第21話 なのだー

 エレベーターが開くと一面の氷の世界である。気温はマイナス12度で快晴。

 今度はメイアも大丈夫さ。個人用エアコンがあるからね。何だか古のコマーシャルっぽいなと自分の言葉を振り返っていたら、メイアが氷の世界に踏み出して行った。

 氷の世界は特に危険はない。少なくとも拠点付近には。万が一、敵性生物を発見したら即捕獲できる体制は整っているから安心安全である。

 抹殺ではなく捕獲なのが余裕のある証拠と思ってもらえれば。


「凄いですます! 寒くもなく暑くもなく。タツヒコさんのお家の中と変わらないです!」


 身体の周囲に膜を張り、その内側だけ一定の気温に保つのが個人用エアコンの機能だ。膜は目に見えず触れても風を感じることもない。

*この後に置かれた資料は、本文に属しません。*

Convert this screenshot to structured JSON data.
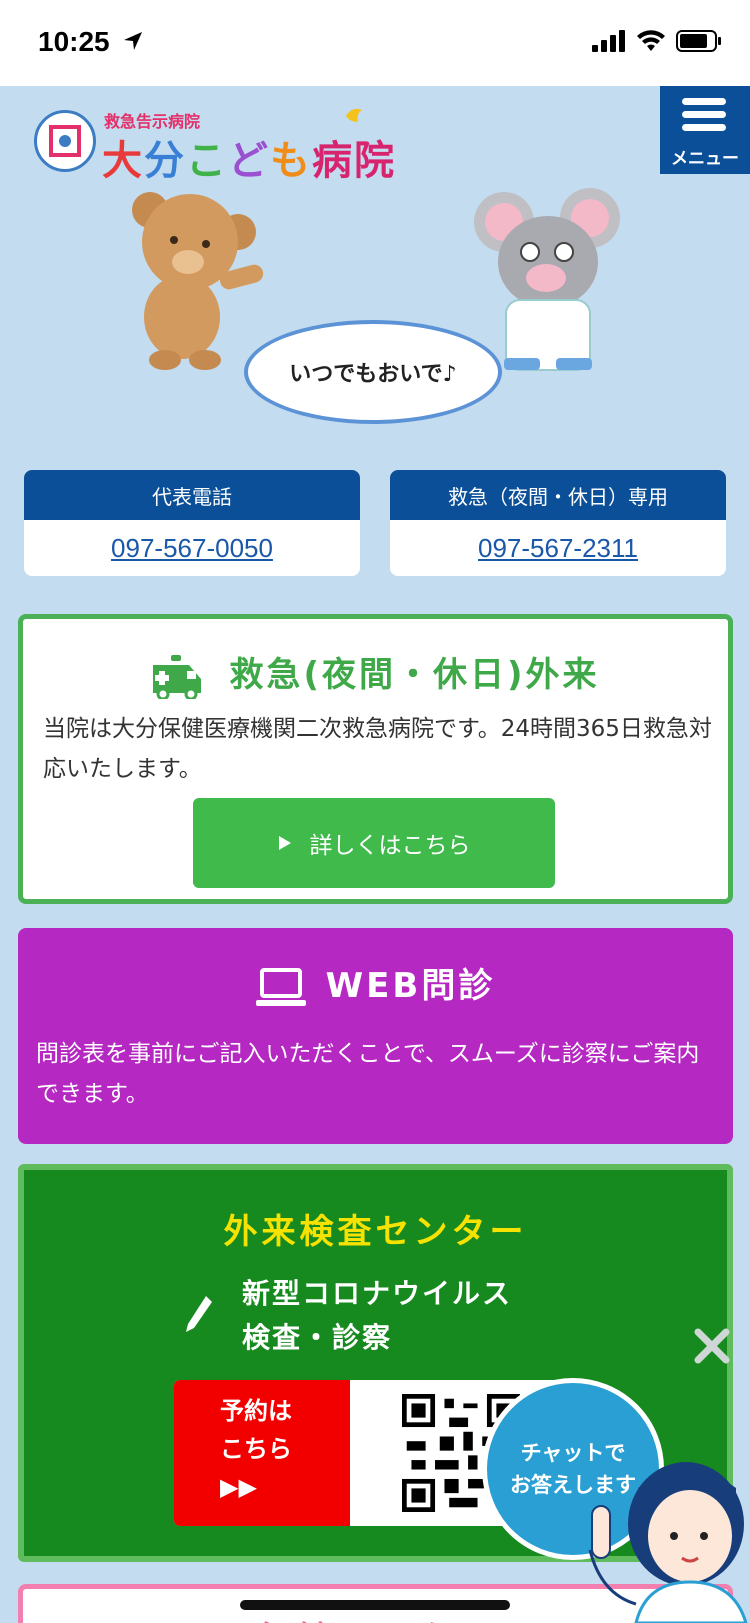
{
  "status_bar": {
    "time": "10:25"
  },
  "header": {
    "logo_sub": "救急告示病院",
    "logo_main": [
      "大",
      "分",
      "こ",
      "ど",
      "も",
      "病",
      "院"
    ],
    "logo_colors": [
      "#e83a3a",
      "#3a7fd6",
      "#3fb34a",
      "#9b4fd1",
      "#f08c1a",
      "#d8236e",
      "#d8236e"
    ],
    "menu_label": "メニュー"
  },
  "hero": {
    "bubble_text": "いつでもおいで♪"
  },
  "phones": [
    {
      "label": "代表電話",
      "number": "097-567-0050"
    },
    {
      "label": "救急（夜間・休日）専用",
      "number": "097-567-2311"
    }
  ],
  "emergency": {
    "title": "救急(夜間・休日)外来",
    "text": "当院は大分保健医療機関二次救急病院です。24時間365日救急対応いたします。",
    "button": "詳しくはこちら"
  },
  "web": {
    "title": "WEB問診",
    "text": "問診表を事前にご記入いただくことで、スムーズに診察にご案内できます。"
  },
  "test_center": {
    "title": "外来検査センター",
    "sub_line1": "新型コロナウイルス",
    "sub_line2": "検査・診察",
    "reserve_line1": "予約は",
    "reserve_line2": "こちら",
    "reserve_line3": "▶▶"
  },
  "health_center": {
    "title": "保健センター"
  },
  "chat": {
    "line1": "チャットで",
    "line2": "お答えします"
  },
  "colors": {
    "navy": "#0a4f98",
    "green": "#3fba4b",
    "purple": "#b528c2",
    "dark_green": "#16891f",
    "pink": "#f27fb0",
    "bg": "#c3dcef"
  }
}
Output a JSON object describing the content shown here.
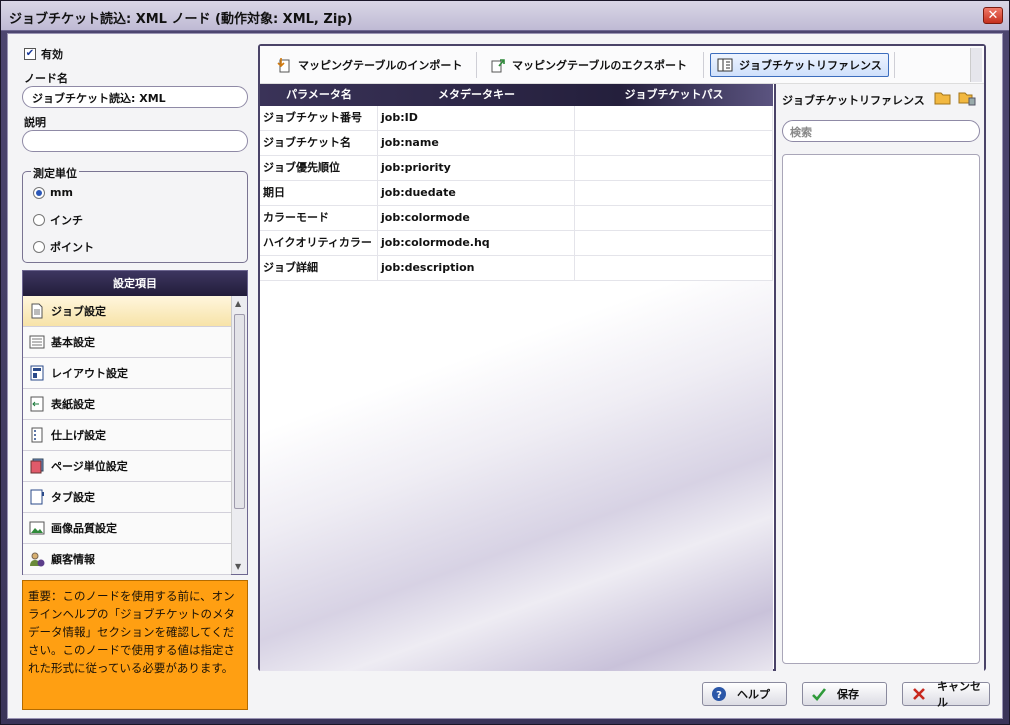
{
  "window": {
    "title": "ジョブチケット読込: XML ノード (動作対象: XML, Zip)",
    "close_glyph": "✕"
  },
  "enabled": {
    "label": "有効",
    "checked": true
  },
  "node_name": {
    "label": "ノード名",
    "value": "ジョブチケット読込: XML"
  },
  "description": {
    "label": "説明",
    "value": ""
  },
  "unit": {
    "label": "測定単位",
    "options": [
      "mm",
      "インチ",
      "ポイント"
    ],
    "selected": "mm"
  },
  "settings": {
    "header": "設定項目",
    "items": [
      {
        "label": "ジョブ設定",
        "icon": "document-icon",
        "selected": true
      },
      {
        "label": "基本設定",
        "icon": "list-icon"
      },
      {
        "label": "レイアウト設定",
        "icon": "layout-icon"
      },
      {
        "label": "表紙設定",
        "icon": "cover-icon"
      },
      {
        "label": "仕上げ設定",
        "icon": "finishing-icon"
      },
      {
        "label": "ページ単位設定",
        "icon": "page-icon"
      },
      {
        "label": "タブ設定",
        "icon": "tab-icon"
      },
      {
        "label": "画像品質設定",
        "icon": "image-icon"
      },
      {
        "label": "顧客情報",
        "icon": "customer-icon"
      }
    ]
  },
  "notice": "重要：このノードを使用する前に、オンラインヘルプの「ジョブチケットのメタデータ情報」セクションを確認してください。このノードで使用する値は指定された形式に従っている必要があります。",
  "toolbar": {
    "import_label": "マッピングテーブルのインポート",
    "export_label": "マッピングテーブルのエクスポート",
    "reference_label": "ジョブチケットリファレンス"
  },
  "table": {
    "headers": [
      "パラメータ名",
      "メタデータキー",
      "ジョブチケットパス"
    ],
    "rows": [
      [
        "ジョブチケット番号",
        "job:ID",
        ""
      ],
      [
        "ジョブチケット名",
        "job:name",
        ""
      ],
      [
        "ジョブ優先順位",
        "job:priority",
        ""
      ],
      [
        "期日",
        "job:duedate",
        ""
      ],
      [
        "カラーモード",
        "job:colormode",
        ""
      ],
      [
        "ハイクオリティカラー",
        "job:colormode.hq",
        ""
      ],
      [
        "ジョブ詳細",
        "job:description",
        ""
      ]
    ]
  },
  "reference": {
    "title": "ジョブチケットリファレンス",
    "search_placeholder": "検索"
  },
  "buttons": {
    "help": "ヘルプ",
    "save": "保存",
    "cancel": "キャンセル"
  },
  "colors": {
    "accent": "#3c6dbd",
    "notice_bg": "#ff9f12",
    "header_dark": "#241f3c"
  }
}
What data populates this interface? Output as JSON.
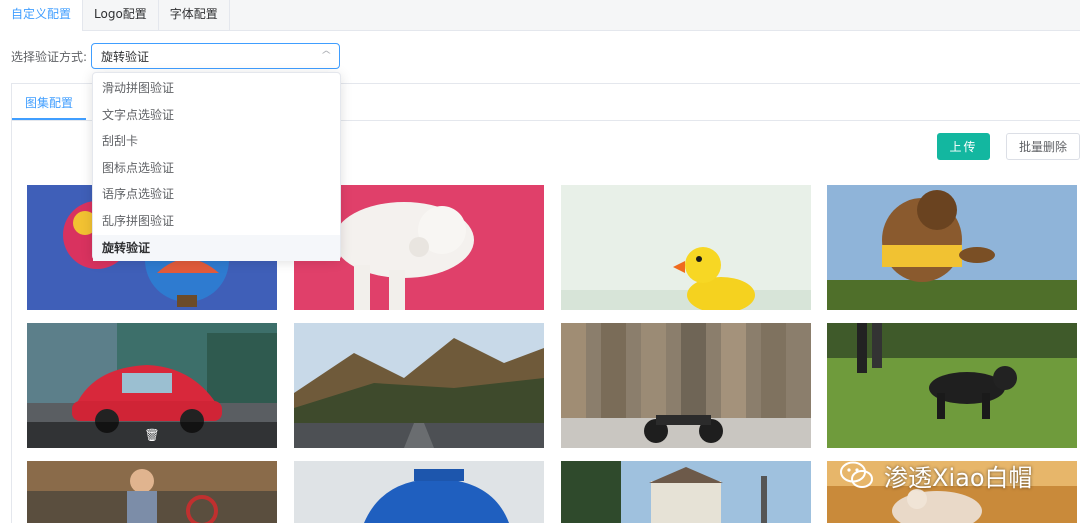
{
  "top_tabs": [
    {
      "label": "自定义配置"
    },
    {
      "label": "Logo配置"
    },
    {
      "label": "字体配置"
    }
  ],
  "verify_select": {
    "label": "选择验证方式:",
    "value": "旋转验证",
    "options": [
      "滑动拼图验证",
      "文字点选验证",
      "刮刮卡",
      "图标点选验证",
      "语序点选验证",
      "乱序拼图验证",
      "旋转验证"
    ]
  },
  "panel_tabs": [
    {
      "label": "图集配置"
    }
  ],
  "toolbar": {
    "upload_label": "上传",
    "batch_delete_label": "批量删除"
  },
  "gallery": {
    "images": [
      "hot-air-balloons",
      "white-poodle-pink",
      "rubber-duck",
      "dog-jumping",
      "red-beetle-car",
      "mountain-road",
      "motorcycle-wall",
      "dog-running-grass",
      "child-bicycle",
      "blue-scooter",
      "harbor-town",
      "dog-sunset"
    ],
    "delete_icon": "trash-icon"
  },
  "watermark": {
    "text": "渗透Xiao白帽",
    "icon": "wechat-icon"
  },
  "colors": {
    "accent": "#409eff",
    "upload": "#13b7a0"
  }
}
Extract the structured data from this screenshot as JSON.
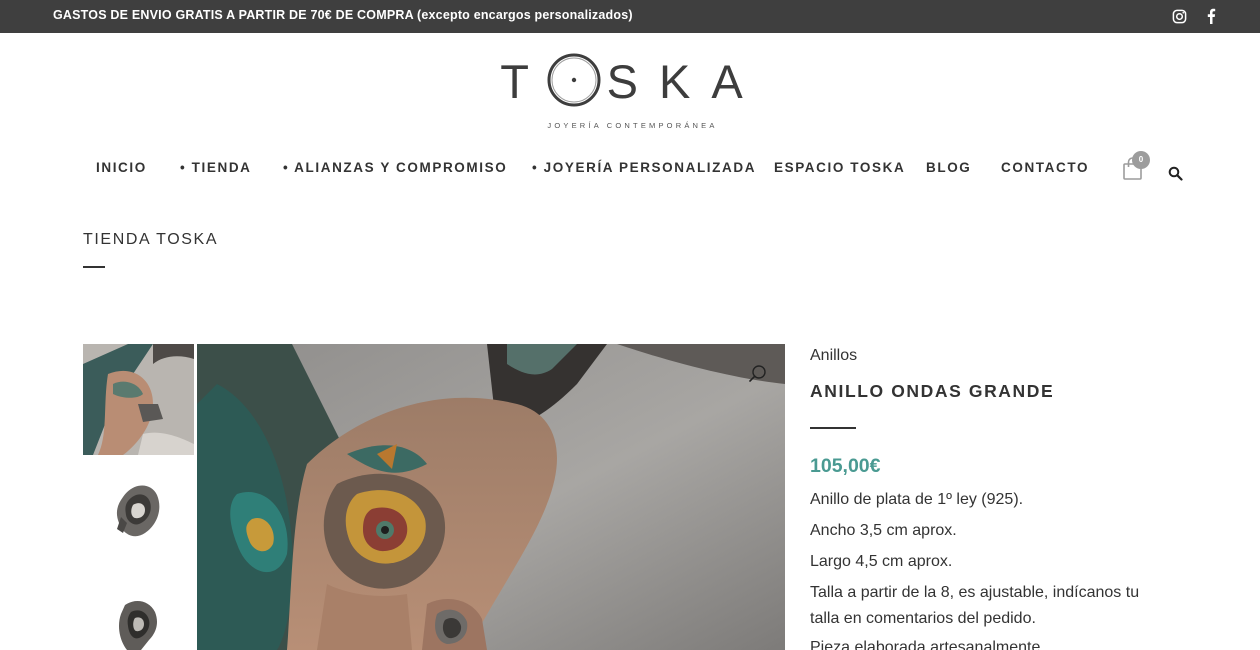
{
  "topbar": {
    "promo": "GASTOS DE ENVIO GRATIS A PARTIR DE 70€ DE COMPRA (excepto encargos personalizados)"
  },
  "brand": {
    "name": "TOSKA",
    "tagline": "JOYERÍA CONTEMPORÁNEA"
  },
  "nav": {
    "items": [
      "INICIO",
      "• TIENDA",
      "• ALIANZAS Y COMPROMISO",
      "• JOYERÍA PERSONALIZADA",
      "ESPACIO TOSKA",
      "BLOG",
      "CONTACTO"
    ],
    "cart_count": "0"
  },
  "page": {
    "title": "TIENDA TOSKA"
  },
  "product": {
    "category": "Anillos",
    "name": "ANILLO ONDAS GRANDE",
    "price": "105,00€",
    "price_color": "#4a9a92",
    "description": [
      "Anillo  de plata de 1º ley (925).",
      "Ancho 3,5 cm aprox.",
      "Largo 4,5 cm aprox.",
      "Talla a partir de la 8, es ajustable, indícanos tu talla en comentarios del pedido.",
      "Pieza elaborada artesanalmente."
    ]
  },
  "icons": [
    "instagram-icon",
    "facebook-icon",
    "cart-icon",
    "search-icon",
    "zoom-icon"
  ]
}
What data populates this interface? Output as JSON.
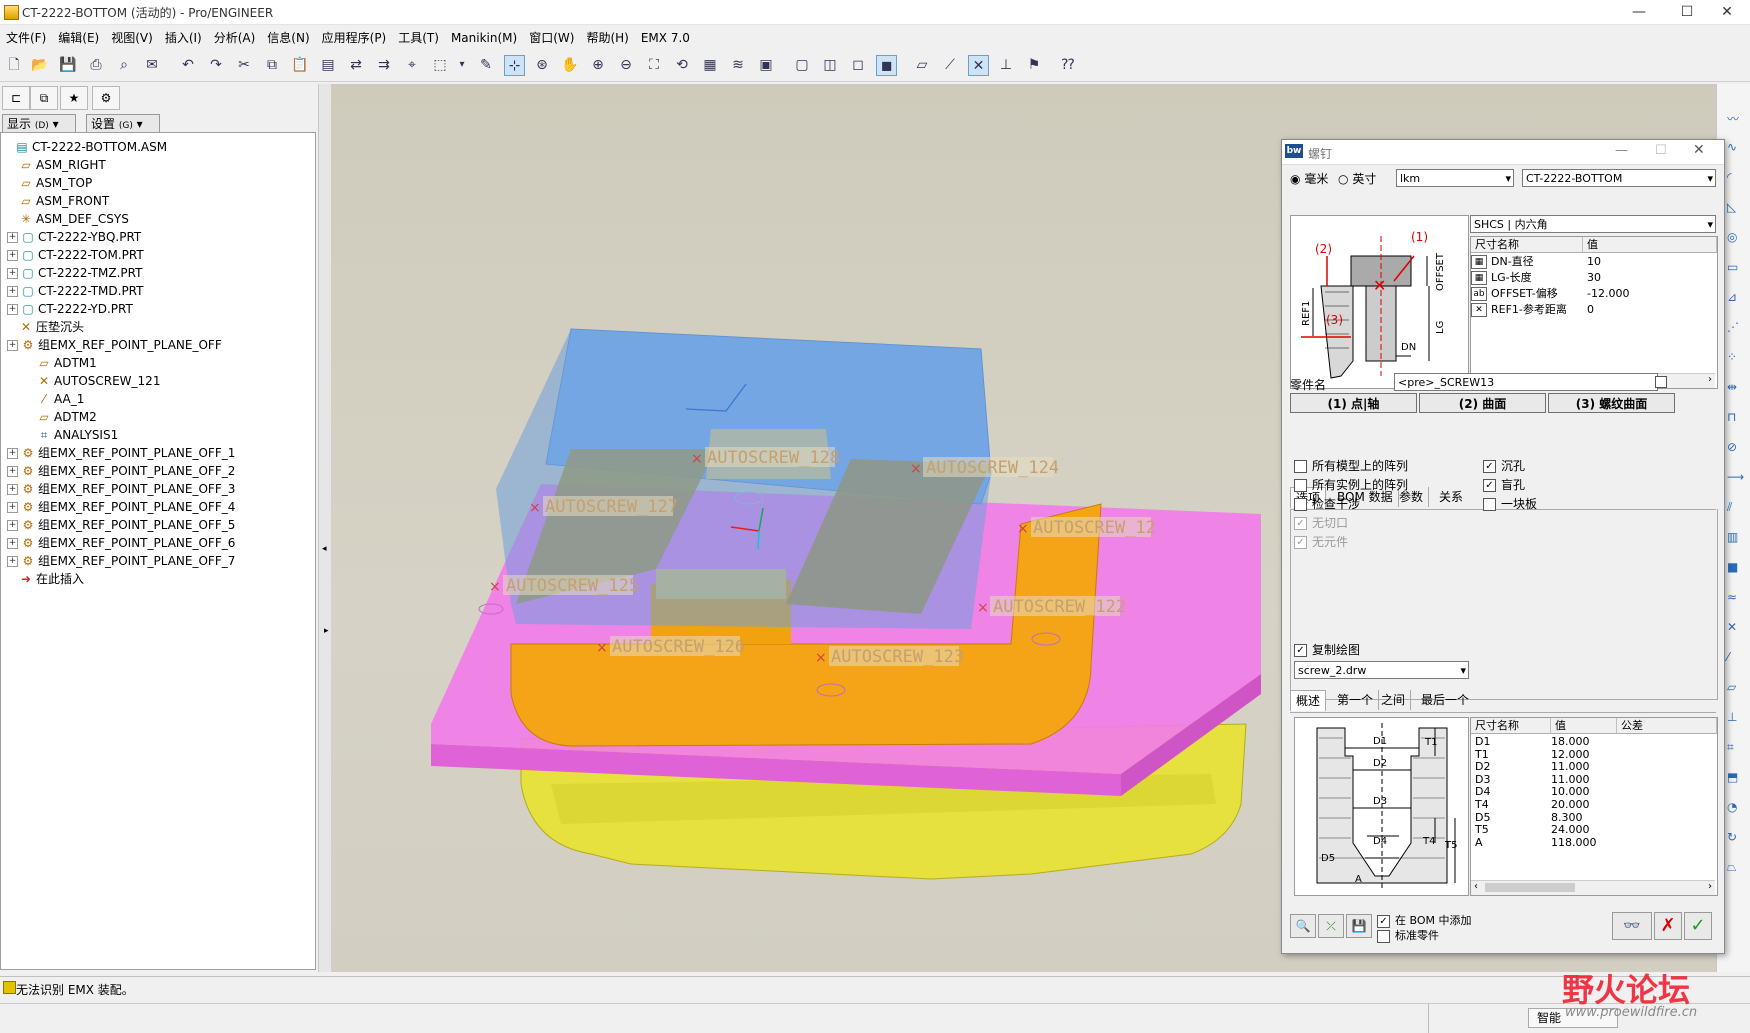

 風が吹いても冷たく感じないことに目を輝かせていたメイアであったが、興味が別のことに移る。


「氷の世界を直接この目で見ることができるなんて」


 先ほど拠点に入った時は寒くて氷の大地を踏みしめ、景色を眺めながら歩くことなんてできなかったものな。

 生身で氷の世界を楽しむなんてことはできないし、彼女にとって初めての氷の世界だから興味が移ることも理解できた。

 次から次へと「新しい体験」を提供し続けている形になっているが、彼女の興味は尽きることが無い。素晴らしいバイタリティだと思う。

 俺ならこうも次から次にこられると辟易してしまう。途中から驚くことを辞め「無」になっているに違いない。

 

「全然寒くないですます! カムラットの一番寒い時より寒いところなのに。地面もどこもかしこも氷!」

「気を付けて歩かないと転ぶぞ」

「ひゃ。あう」

「言わんこっちゃない」


 ペタンとお尻を地面につけたメイアがてへへと頭をかく。しかし、彼女の手がとまりブルリと肩を震わせた。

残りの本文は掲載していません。